SALA VII - Sezione VI
TEMI SACRI
La vicenda espressiva del Bronzino attraversa quasi tutto il Cinquecento: dagli anni venti, quando
collabora col Pontormo, fino al 1572, anno della sua morte. In quest’arco di tempo dipinge opere
sacre che sono specchio dei mutamenti del sentire religioso di un secolo inquieto. Nelle opere fino
agli anni quaranta Agnolo riflette la fede di uomini vicini al duca, toccati da idee eterodosse e filo
riformate. A partire dalla fine degli anni cinquanta, invece, il Bronzino, come l’intera corte
medicea, risente di una religiosità che si allinea con gli indirizzi dibattuti nel Concilio di Trento
(1545-1563). Espressione di questo cambiamento sono pale come la Deposizione della Galleria
dell’Accademia di Firenze o la Pietà di Santa Croce.
SALA VIII - Sezione V
I ritratti
Giorgio Vasari celebra il Bronzino come uno dei più importanti ritrattisti del Cinquecento,
campione di eleganza ma anche di naturalezza e di intensa caratterizzazione psicologica. Dipinse
ritratti che sono allo stesso tempo immagine del potere e rappresentazione di un’epoca. La sezione
rende appunto omaggio alla poesia alta di Agnolo ritrattista, riunendo capolavori che vanno dagli
anni trenta fino alla maturità. Sono effigi emblematiche dell’elevato ambiente sociale e intellettuale
che l’artista frequentava: musici, ammiragli, umanisti, uomini d’arme, mercanti. Le virtù d’ognuno
sono esaltate attraverso simboli che ne qualificano la specifica appartenenza: il liuto, l’albero
maestro, il libro, l’armatura, la ricchezza dei panni. Ma il Bronzino fu anche cantore del mondo
femminile, di cui seppe ben descrivere i dettagli preziosi di vesti e gioielli, senza tralasciare i
simboli della fede, come libri d’ore o rosari. Con tocchi anche di domestica grazia: il cagnolino
pezzato, che è pure attributo di fedeltà coniugale.
SALA IX - Sezione VII
Alessandro Allori: «il secondo Bronzin»
Il 23 novembre 1572 il Bronzino muore in casa della famiglia Allori e Alessandro ne recita
l’orazione funebre all’Accademia del Disegno.
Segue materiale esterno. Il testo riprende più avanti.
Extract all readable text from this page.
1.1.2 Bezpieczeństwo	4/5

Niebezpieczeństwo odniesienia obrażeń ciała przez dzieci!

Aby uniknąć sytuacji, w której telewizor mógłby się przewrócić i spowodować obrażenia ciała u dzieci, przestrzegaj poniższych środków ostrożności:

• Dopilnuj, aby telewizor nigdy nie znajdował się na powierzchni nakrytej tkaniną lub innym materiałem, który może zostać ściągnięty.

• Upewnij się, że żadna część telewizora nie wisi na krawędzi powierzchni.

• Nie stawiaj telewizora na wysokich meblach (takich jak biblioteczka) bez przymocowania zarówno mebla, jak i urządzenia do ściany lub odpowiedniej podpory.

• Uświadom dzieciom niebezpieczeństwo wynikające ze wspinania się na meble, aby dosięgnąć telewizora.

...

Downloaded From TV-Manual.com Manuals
Proprio Alessandro, suo allievo prediletto, ne
raccoglie l’eredità, svolgendone l’eleganza austera. Tuttavia, mutati i tempi, egli aggiunge allo stile
del maestro una forte disposizione sentimentale, sorretta da un naturalismo sempre più presente col
passare degli anni. Allori dipingerà fino al 1607, in parallelo con la stagione caravaggesca, e questa
sezione – attraverso pochi icastici esempi – ne testimonia il percorso espressivo.